Gaius and Achilles Read online




  Gaius and Achilles

  by C.Metelli

  Smashwords Edition

  Copyright C.Metelli 2011

  Smashwords Edition Licence Notes

  This ebook is licensed for your personal enjoyment only. This ebook may not be resold or given away to other people. If you would like to share this book with another person, please purchase an additional copy for each recipient. If you’re reading this book and did not purchase it or it was not purchased for your use only, then please return it to Smashwords.com, and purchase your own copy. Thank you for respecting the hard work of this author.

  The Prologue

  “Achilles, someone might see us.”

  The two young men lay on the grass on the bank of the little River Bocarus just outside Paphos, resting beneath the shade of willow trees. From within the city walls came the faint strains of trumpeting and drumming that heralded a civic occasion.

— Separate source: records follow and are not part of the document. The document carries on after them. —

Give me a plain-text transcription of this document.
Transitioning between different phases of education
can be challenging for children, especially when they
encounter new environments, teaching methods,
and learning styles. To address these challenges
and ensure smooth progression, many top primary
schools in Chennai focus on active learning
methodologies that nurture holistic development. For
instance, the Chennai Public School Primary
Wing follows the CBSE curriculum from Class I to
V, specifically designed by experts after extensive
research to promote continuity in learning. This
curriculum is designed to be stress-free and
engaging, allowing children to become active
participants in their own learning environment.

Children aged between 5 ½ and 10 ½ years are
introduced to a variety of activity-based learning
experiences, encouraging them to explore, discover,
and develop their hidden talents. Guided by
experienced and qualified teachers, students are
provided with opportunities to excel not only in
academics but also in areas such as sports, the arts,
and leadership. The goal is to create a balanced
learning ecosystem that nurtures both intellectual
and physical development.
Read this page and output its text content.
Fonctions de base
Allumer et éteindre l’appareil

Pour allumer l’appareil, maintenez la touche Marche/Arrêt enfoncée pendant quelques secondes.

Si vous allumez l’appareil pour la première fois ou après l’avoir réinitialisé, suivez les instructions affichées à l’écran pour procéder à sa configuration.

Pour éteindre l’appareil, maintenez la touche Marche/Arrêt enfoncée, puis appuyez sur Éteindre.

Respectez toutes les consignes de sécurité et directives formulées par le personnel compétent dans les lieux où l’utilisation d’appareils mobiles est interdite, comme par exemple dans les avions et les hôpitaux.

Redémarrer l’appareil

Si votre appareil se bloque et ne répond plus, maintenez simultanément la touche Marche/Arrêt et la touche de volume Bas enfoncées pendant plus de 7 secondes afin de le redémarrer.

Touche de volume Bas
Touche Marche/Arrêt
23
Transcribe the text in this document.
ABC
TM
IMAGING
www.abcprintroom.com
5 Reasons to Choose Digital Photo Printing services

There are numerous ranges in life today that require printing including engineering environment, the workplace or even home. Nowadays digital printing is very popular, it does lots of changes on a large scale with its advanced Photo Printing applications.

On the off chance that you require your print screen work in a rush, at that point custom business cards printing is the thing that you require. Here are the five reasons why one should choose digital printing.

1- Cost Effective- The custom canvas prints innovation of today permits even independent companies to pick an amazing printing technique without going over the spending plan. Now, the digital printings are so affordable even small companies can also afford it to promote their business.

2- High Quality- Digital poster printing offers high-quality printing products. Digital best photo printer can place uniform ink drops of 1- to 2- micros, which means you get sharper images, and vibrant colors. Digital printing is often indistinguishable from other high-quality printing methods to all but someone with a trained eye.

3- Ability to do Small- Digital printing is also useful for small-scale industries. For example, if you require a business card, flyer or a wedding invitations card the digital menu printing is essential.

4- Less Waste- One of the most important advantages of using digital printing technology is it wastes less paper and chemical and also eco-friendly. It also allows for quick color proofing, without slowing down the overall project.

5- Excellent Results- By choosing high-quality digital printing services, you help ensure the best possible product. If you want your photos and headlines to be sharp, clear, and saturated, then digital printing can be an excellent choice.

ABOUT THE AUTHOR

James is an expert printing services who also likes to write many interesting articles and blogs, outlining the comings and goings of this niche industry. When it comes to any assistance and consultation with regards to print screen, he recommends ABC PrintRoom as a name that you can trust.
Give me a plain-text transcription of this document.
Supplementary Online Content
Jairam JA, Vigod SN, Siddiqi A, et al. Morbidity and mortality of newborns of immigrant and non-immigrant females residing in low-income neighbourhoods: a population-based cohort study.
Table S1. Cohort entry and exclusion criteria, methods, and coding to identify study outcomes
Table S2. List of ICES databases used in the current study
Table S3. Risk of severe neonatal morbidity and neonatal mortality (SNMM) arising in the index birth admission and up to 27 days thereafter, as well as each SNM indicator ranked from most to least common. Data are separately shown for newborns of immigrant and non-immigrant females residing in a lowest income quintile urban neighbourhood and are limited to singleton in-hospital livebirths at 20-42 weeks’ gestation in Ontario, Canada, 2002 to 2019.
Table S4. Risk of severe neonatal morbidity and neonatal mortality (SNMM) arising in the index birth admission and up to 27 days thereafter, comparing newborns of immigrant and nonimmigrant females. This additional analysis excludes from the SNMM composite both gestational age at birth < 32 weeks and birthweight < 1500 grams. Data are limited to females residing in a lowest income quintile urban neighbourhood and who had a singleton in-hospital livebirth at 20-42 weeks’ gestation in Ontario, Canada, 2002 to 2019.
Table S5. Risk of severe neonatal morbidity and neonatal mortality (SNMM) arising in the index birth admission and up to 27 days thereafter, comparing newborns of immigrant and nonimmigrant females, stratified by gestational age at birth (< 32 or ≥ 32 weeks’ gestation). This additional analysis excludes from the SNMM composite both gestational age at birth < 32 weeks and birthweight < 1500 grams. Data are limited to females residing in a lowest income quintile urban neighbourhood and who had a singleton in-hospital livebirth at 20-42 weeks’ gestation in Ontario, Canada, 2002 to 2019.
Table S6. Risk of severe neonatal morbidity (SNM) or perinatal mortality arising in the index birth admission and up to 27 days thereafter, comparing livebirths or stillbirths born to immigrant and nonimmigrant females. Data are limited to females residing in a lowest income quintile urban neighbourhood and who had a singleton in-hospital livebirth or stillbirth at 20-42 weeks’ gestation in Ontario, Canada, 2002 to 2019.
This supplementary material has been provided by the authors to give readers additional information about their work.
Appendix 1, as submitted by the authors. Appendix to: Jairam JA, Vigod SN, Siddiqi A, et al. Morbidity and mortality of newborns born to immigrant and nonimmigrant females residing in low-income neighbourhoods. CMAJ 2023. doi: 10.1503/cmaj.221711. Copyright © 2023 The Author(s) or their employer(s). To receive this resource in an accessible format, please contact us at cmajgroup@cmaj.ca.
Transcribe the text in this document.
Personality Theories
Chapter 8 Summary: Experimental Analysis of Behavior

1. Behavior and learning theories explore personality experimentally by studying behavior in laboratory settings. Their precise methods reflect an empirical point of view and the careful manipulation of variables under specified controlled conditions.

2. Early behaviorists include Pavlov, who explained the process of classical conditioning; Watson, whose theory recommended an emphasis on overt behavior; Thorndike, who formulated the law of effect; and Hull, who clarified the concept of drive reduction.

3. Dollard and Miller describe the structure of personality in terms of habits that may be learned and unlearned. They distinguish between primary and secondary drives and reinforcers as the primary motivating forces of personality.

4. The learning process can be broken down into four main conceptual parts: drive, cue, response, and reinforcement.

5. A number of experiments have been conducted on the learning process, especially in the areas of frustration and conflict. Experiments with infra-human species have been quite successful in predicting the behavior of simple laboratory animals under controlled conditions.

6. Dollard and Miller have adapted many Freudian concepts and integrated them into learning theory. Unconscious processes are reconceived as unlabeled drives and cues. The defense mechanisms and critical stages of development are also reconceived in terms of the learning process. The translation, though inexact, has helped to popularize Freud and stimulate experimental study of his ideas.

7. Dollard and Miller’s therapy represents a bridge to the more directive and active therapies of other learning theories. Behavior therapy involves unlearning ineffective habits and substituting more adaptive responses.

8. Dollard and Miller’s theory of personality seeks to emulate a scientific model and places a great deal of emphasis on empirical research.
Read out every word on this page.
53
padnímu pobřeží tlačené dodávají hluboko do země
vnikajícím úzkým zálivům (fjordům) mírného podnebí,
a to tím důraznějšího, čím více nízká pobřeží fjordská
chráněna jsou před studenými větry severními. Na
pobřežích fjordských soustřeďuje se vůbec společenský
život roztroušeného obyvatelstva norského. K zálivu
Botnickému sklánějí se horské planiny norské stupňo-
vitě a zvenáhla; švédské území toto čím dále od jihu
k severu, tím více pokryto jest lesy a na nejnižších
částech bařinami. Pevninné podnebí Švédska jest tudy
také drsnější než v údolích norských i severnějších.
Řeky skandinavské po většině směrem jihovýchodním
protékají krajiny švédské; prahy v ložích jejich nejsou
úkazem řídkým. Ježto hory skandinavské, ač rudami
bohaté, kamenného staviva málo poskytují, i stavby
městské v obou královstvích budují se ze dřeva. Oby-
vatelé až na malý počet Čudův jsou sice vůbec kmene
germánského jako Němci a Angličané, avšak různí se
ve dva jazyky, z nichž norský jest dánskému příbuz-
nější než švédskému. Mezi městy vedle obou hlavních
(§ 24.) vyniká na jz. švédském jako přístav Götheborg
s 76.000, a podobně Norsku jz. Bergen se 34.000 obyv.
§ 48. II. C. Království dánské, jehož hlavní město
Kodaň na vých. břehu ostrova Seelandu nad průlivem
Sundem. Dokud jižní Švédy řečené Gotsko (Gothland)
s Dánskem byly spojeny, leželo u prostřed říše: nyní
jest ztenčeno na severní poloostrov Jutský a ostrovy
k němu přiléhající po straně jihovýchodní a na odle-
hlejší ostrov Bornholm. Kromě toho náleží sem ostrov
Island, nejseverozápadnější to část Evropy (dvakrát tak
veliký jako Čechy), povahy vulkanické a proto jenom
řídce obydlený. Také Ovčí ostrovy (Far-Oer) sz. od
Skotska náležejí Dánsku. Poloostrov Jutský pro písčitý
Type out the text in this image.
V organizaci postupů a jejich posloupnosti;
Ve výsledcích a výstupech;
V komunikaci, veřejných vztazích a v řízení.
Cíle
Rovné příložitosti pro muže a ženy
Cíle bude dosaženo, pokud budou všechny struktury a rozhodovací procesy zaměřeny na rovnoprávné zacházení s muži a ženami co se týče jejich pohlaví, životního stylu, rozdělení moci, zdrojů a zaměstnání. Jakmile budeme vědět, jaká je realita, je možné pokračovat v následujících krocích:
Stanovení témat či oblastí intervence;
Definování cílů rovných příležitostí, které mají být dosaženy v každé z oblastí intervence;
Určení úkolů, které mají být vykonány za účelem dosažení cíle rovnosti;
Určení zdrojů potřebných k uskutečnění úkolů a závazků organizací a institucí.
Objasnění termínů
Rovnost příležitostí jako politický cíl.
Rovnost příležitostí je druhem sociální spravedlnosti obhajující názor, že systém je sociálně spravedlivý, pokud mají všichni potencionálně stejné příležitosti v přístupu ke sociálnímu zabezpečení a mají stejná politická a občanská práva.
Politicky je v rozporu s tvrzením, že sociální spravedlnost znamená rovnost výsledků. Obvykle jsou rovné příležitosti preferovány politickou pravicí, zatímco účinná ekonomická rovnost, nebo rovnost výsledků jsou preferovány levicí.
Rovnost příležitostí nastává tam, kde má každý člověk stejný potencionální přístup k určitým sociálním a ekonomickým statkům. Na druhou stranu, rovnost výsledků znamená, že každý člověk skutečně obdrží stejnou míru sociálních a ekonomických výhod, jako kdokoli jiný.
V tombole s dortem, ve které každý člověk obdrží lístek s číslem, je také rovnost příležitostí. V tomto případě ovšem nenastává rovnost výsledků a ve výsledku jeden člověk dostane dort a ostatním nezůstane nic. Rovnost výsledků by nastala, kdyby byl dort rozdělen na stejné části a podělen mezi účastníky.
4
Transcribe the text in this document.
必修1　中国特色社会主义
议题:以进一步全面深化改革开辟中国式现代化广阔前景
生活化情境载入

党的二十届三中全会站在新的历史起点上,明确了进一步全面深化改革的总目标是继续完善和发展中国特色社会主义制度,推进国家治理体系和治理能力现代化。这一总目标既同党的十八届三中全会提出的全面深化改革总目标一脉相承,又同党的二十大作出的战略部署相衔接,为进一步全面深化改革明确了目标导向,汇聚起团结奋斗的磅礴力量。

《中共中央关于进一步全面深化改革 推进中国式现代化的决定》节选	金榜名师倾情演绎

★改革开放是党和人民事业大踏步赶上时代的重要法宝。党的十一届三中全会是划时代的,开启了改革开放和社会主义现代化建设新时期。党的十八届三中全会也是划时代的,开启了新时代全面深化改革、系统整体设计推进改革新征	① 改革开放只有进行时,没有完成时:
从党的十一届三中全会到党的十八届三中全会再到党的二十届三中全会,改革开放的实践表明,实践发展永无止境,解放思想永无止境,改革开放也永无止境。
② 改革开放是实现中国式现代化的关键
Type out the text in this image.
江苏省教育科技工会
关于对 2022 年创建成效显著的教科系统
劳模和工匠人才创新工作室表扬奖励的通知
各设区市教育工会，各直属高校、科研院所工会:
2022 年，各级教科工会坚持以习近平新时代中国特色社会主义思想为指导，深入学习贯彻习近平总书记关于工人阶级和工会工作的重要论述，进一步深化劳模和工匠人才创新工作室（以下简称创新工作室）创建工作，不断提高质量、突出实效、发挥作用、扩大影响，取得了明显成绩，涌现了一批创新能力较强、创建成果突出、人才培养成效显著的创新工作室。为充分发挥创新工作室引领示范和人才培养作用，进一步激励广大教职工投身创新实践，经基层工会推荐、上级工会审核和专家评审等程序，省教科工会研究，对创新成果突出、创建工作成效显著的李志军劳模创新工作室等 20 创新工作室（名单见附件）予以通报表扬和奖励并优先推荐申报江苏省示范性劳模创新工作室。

  All morning, the boys had been hard at work. Under the shady colonnade of the Temple of Apollo, Achilles had been practising his pieces on the lyre, running through them again and again under the exacting supervision of his teacher, an elderly priest. His companion Hippothous, meanwhile, had been in the city gymnasium punching a stuffed leather ball and wrestling with his fellows on the sand-strewn floor before oiling and scraping himself at the baths attached to the complex.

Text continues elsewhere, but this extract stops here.